Based on a novel by Richard Ford, Wildlife was apparently designed to have people calling it by the wrong name by mistake, as everything in the narrative moved you towards calling it Wildfire, especially when flames were a major aspect of at least two setpieces, and a whole character motivation for one of the leads. But Wildlife it was, a low key for the most part drama set in one of those overfamiliar Middle American settings where the American Dream was not all it was cracked up to be, the nuclear family was about to detonate like the atom bomb, and all sorts of cracks appearing in the ideals that every American was meant to be aspiring towards, circa the past.
Not that this type of effort was relegated exclusively to yesteryear whenever it was made, but filmmakers liked to go back to the source of the problems and divine precisely where it all went wrong. Even back in the nineteen-fifties, when America was supposedly stable, there were hit books and films setting out where the veneer of respectability was splitting open, from bestsellers like Grace Metalious's Peyton Place to the Technicolor soap opera of Douglas Sirk, and you could perceive a debt Wildlife owed to that kind of scenario. That despite the setting being the new decade, but the issues did not evaporate, as we could see they intensified and were added to.

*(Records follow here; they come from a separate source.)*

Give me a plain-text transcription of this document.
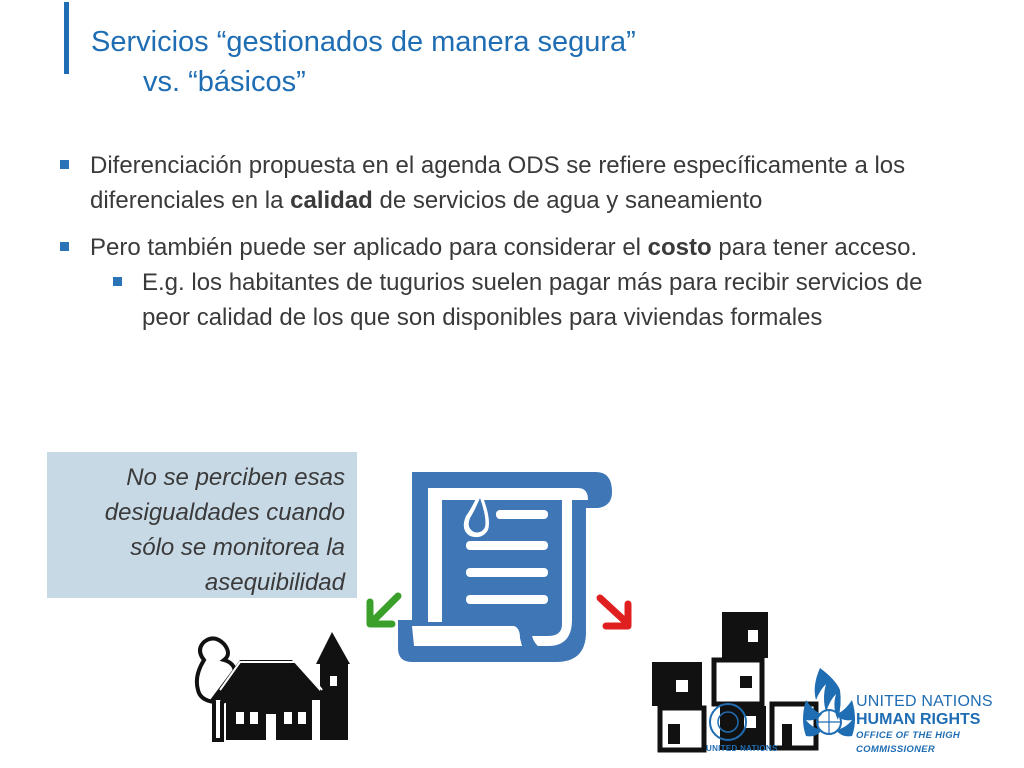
Servicios “gestionados de manera segura”
vs. “básicos”
Diferenciación propuesta en el agenda ODS se refiere específicamente a los diferenciales en la calidad de servicios de agua y saneamiento
Pero también puede ser aplicado para considerar el costo para tener acceso.
E.g. los habitantes de tugurios suelen pagar más para recibir servicios de peor calidad de los que son disponibles para viviendas formales
No se perciben esas desigualdades cuando sólo se monitorea la asequibilidad
UNITED NATIONS
UNITED NATIONS
HUMAN RIGHTS
OFFICE OF THE HIGH COMMISSIONER
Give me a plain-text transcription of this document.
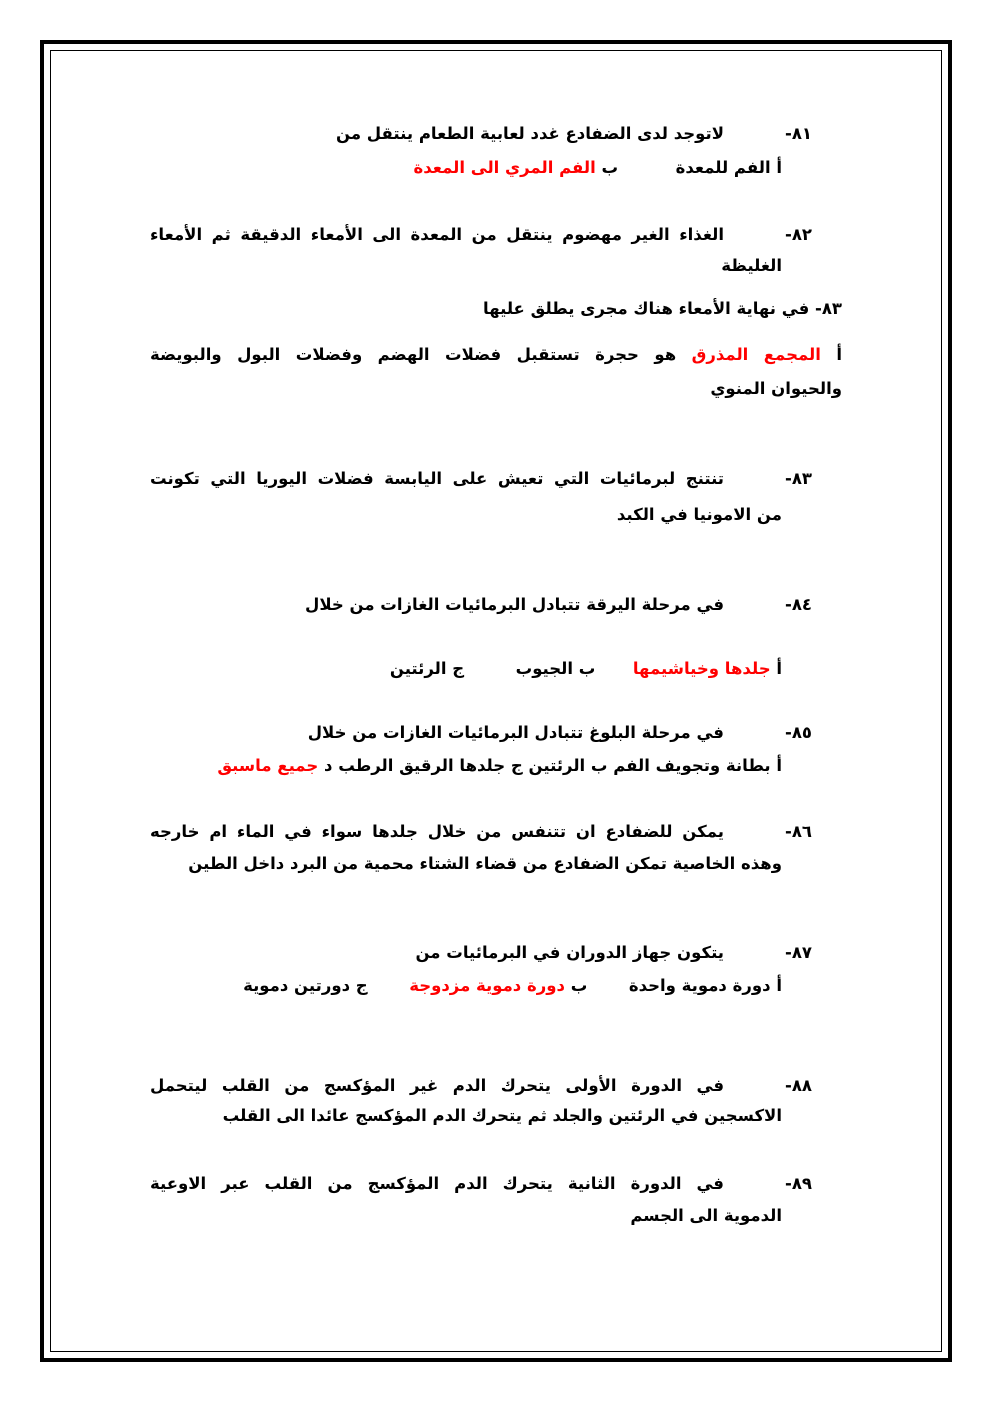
٨١-
لاتوجد لدى الضفادع غدد لعابية الطعام ينتقل من
أ الفم للمعدة  ب الفم المري الى المعدة
٨٢-
الغذاء الغير مهضوم ينتقل من المعدة الى الأمعاء الدقيقة ثم الأمعاء
الغليظة
٨٣- في نهاية الأمعاء هناك مجرى يطلق عليها
أ المجمع المذرق هو حجرة تستقبل فضلات الهضم وفضلات البول والبويضة
والحيوان المنوي
٨٣-
تنتنج لبرمائيات التي تعيش على اليابسة فضلات اليوريا التي تكونت
من الامونيا في الكبد
٨٤-
في مرحلة اليرقة تتبادل البرمائيات الغازات من خلال
أ جلدها وخياشيمها  ب الجيوب  ج الرئتين
٨٥-
في مرحلة البلوغ تتبادل البرمائيات الغازات من خلال
أ بطانة وتجويف الفم ب الرئتين ج جلدها الرقيق الرطب د جميع ماسبق
٨٦-
يمكن للضفادع ان تتنفس من خلال جلدها سواء في الماء ام خارجه
وهذه الخاصية تمكن الضفادع من قضاء الشتاء محمية من البرد داخل الطين
٨٧-
يتكون جهاز الدوران في البرمائيات من
أ دورة دموية واحدة  ب دورة دموية مزدوجة  ج دورتين دموية
٨٨-
في الدورة الأولى يتحرك الدم غير المؤكسج من القلب ليتحمل
الاكسجين في الرئتين والجلد ثم يتحرك الدم المؤكسج عائدا الى القلب
٨٩-
في الدورة الثانية يتحرك الدم المؤكسج من القلب عبر الاوعية
الدموية الى الجسم
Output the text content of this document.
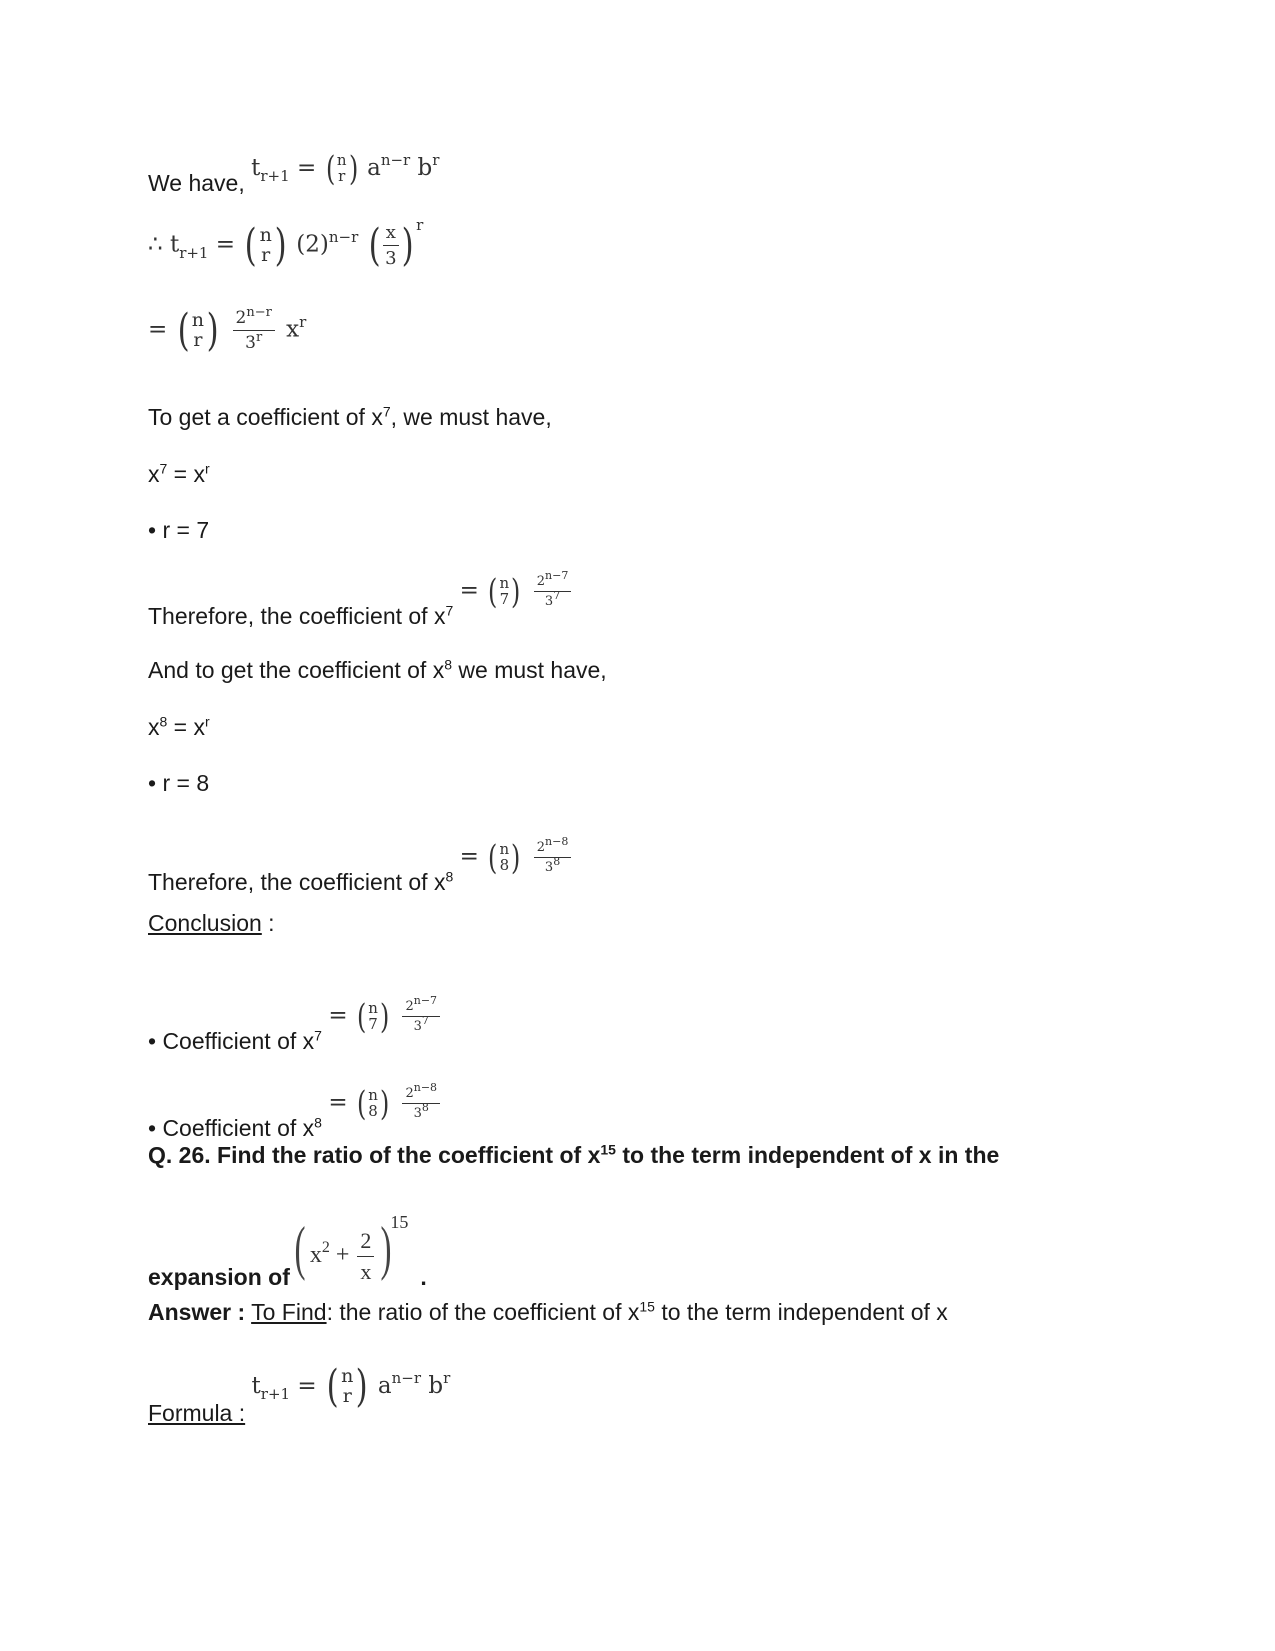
We have, $t_{r+1}$ = ( n
r ) $a^{n-r}$ $b^r$
∴ $t_{r+1}$ = ( n
r ) $(2)^{n-r}$ ( $\frac{x}{3}$ ) $^r$
= ( n
r )
$\frac{2^{n-r}}{3^r} x^r$
To get a coefficient of $x^7$, we must have,
$x^7 = x^r$
• r = 7
Therefore, the coefficient of $x^7$ = ( n
7 )
$\frac{2^{n-7}}{3^7}$
And to get the coefficient of $x^8$ we must have,
$x^8 = x^r$
• r = 8
Therefore, the coefficient of $x^8$ = ( n
8 )
$\frac{2^{n-8}}{3^8}$
Conclusion :
• Coefficient of $x^7$ = ( n
7 )
$\frac{2^{n-7}}{3^7}$
• Coefficient of $x^8$ = ( n
8 )
$\frac{2^{n-8}}{3^8}$
Q. 26. Find the ratio of the coefficient of $x^{15}$ to the term independent of x in the
expansion of( $x^2 + \frac{2}{x} )^{15}$.
Answer : To Find: the ratio of the coefficient of $x^{15}$ to the term independent of x
Formula : $t_{r+1}$ = ( n
r ) $a^{n-r}$ $b^r$
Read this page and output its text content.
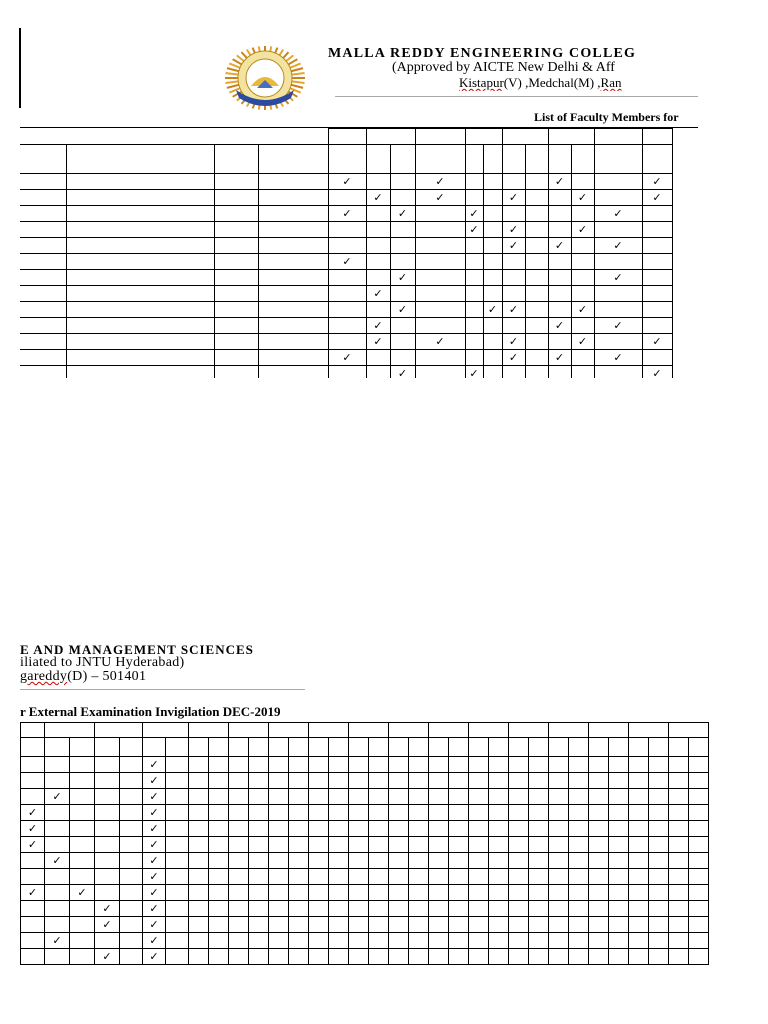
MALLA REDDY ENGINEERING COLLEG
(Approved by AICTE New Delhi & Aff
Kistapur(V) ,Medchal(M) ,Ran
List of Faculty Members for

				✓			✓					✓			✓
					✓		✓			✓			✓		✓
				✓		✓		✓						✓	
								✓		✓			✓		
										✓		✓		✓	
				✓											
						✓								✓	
					✓										
						✓			✓	✓			✓		
					✓							✓		✓	
					✓		✓			✓			✓		✓
				✓						✓		✓		✓	
						✓		✓							✓
E AND MANAGEMENT SCIENCES
iliated to JNTU Hyderabad)
gareddy(D) – 501401
r External Examination Invigilation DEC-2019

					✓																											
					✓																											
	✓				✓																											
✓					✓																											
✓					✓																											
✓					✓																											
	✓				✓																											
					✓																											
✓		✓			✓																											
			✓		✓																											
			✓		✓																											
	✓				✓																											
			✓		✓																											
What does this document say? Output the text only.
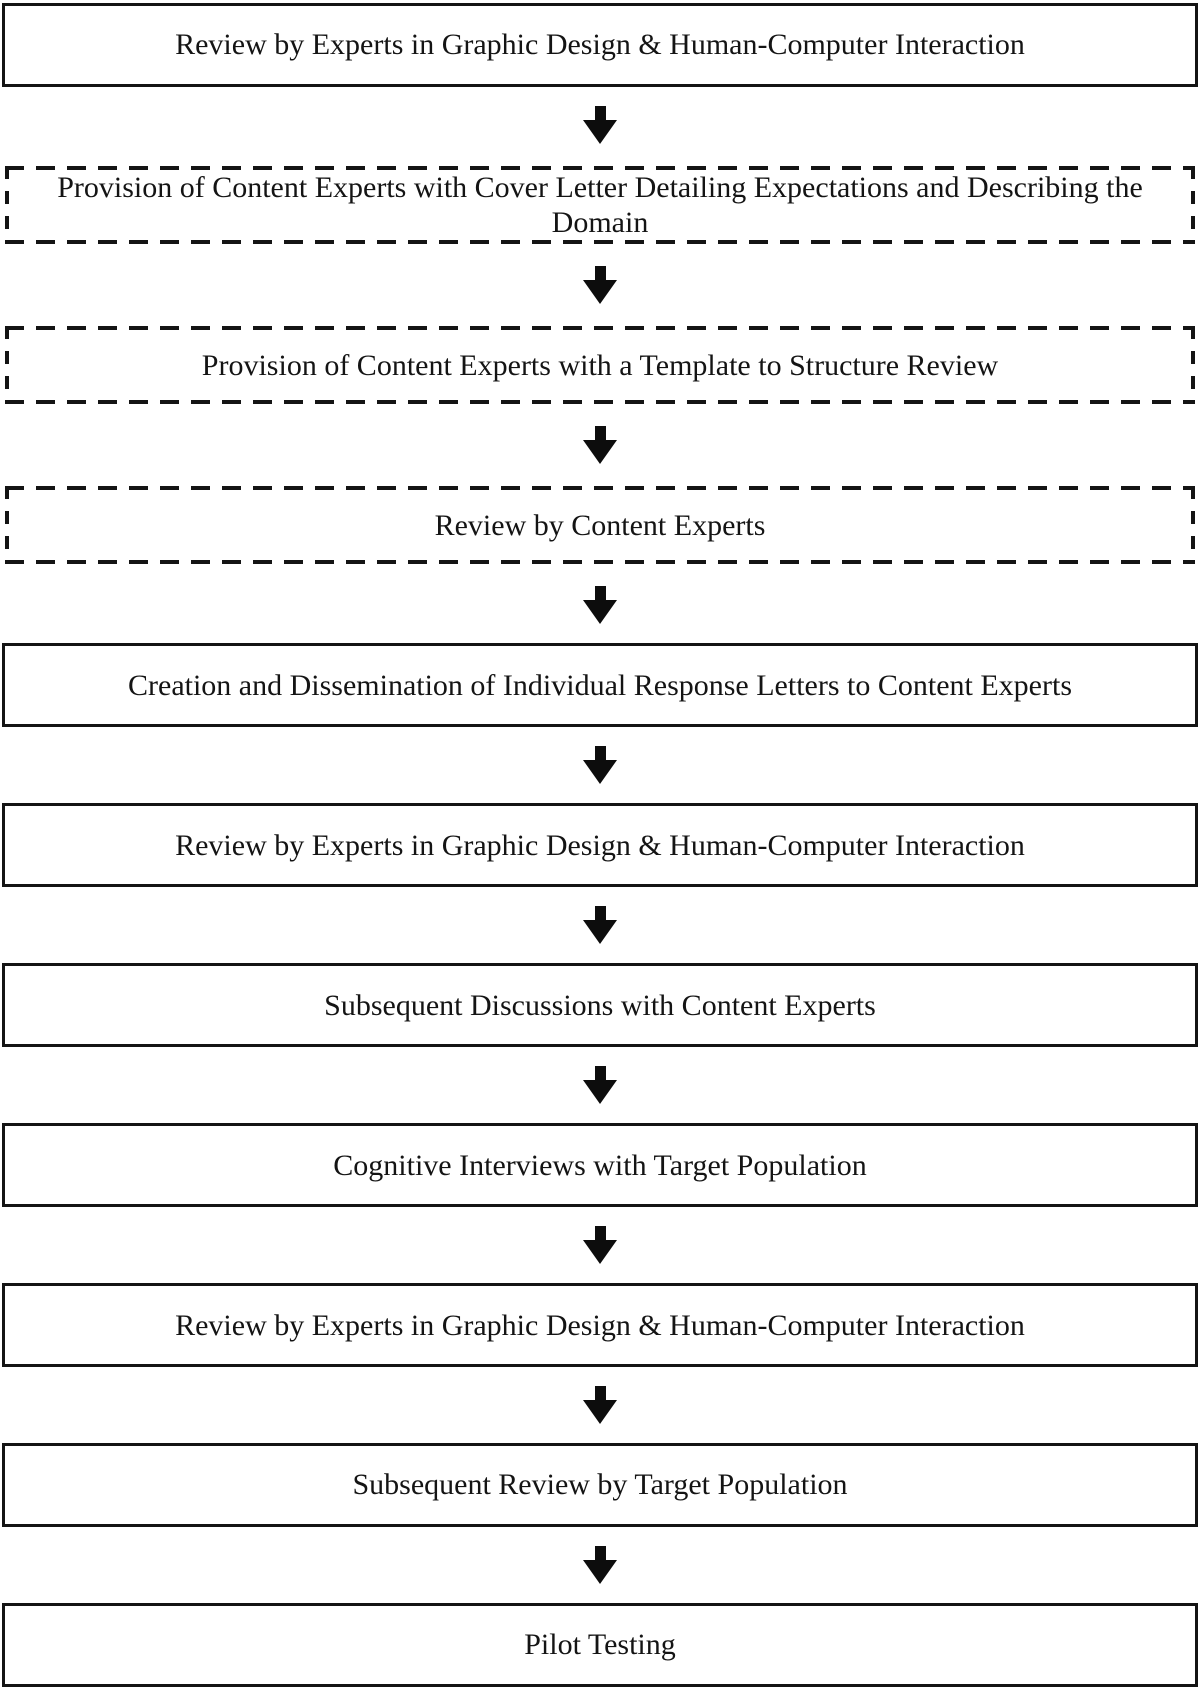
Review by Experts in Graphic Design & Human-Computer Interaction
Provision of Content Experts with Cover Letter Detailing Expectations and Describing the Domain
Provision of Content Experts with a Template to Structure Review
Review by Content Experts
Creation and Dissemination of Individual Response Letters to Content Experts
Review by Experts in Graphic Design & Human-Computer Interaction
Subsequent Discussions with Content Experts
Cognitive Interviews with Target Population
Review by Experts in Graphic Design & Human-Computer Interaction
Subsequent Review by Target Population
Pilot Testing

There are no African Americans in this story, no gay people, we don't see anyone who could really be described as a minority, not because actor-turned-director Paul Dano and his co-screenwriter Zoe Kazan were uninterested, more because they were keen to show how the folks who were nominally in charge of this world as the majority were losing their grip. This would eventually allow the hitherto marginalised voices to be increasingly heard, but for now, at the beginning of a tumultuous decade which may see Joe shipped off to war before it ends, the panic begins at home, and Jerry's decision to ignore the golf club's plea to return because they made a mistake, and instead he goes off and fights the, yes, wildfires blazing across the nearby countryside which if unchecked could threaten the homes of everyone in the town.
Little bit of metaphor, there, but Jerry is doing a pretty good job of threatening his own home when Jeanette realises she has married a deadbeat and cannot rely on him anymore, either to look after her or their son, who she had when she was twenty and possibly regrets rushing into motherhood. We see her toying with the idea that she is still an attractive woman, that her flame of desire was extinguished too soon, yet all she gets for romance is the rich, middle-aged businessman (Bill Camp) who is fully prepared to take sexual advantage of her but we're sceptical if she believes any long term benefit can be gained from their dalliance. Mulligan could have struggled here, as Jeanette is a complex character whose true thoughts are only allowed to emerge in the odd line of dialogue or gesture as she puts on a brave face for Joe - who should be paying more attention to the only person in school (Zoe Margaret Colletti) who genuinely likes him. It is only in the very final seconds that we see this family dynamic as it is, and if Jerry and Joe have uncertain feelings, Jeanette is frighteningly vulnerable. It's what you call "quietly powerful", and yes, it was well-trod material, but accomplished acting and sympathy in writing saved it. Music by David Lang.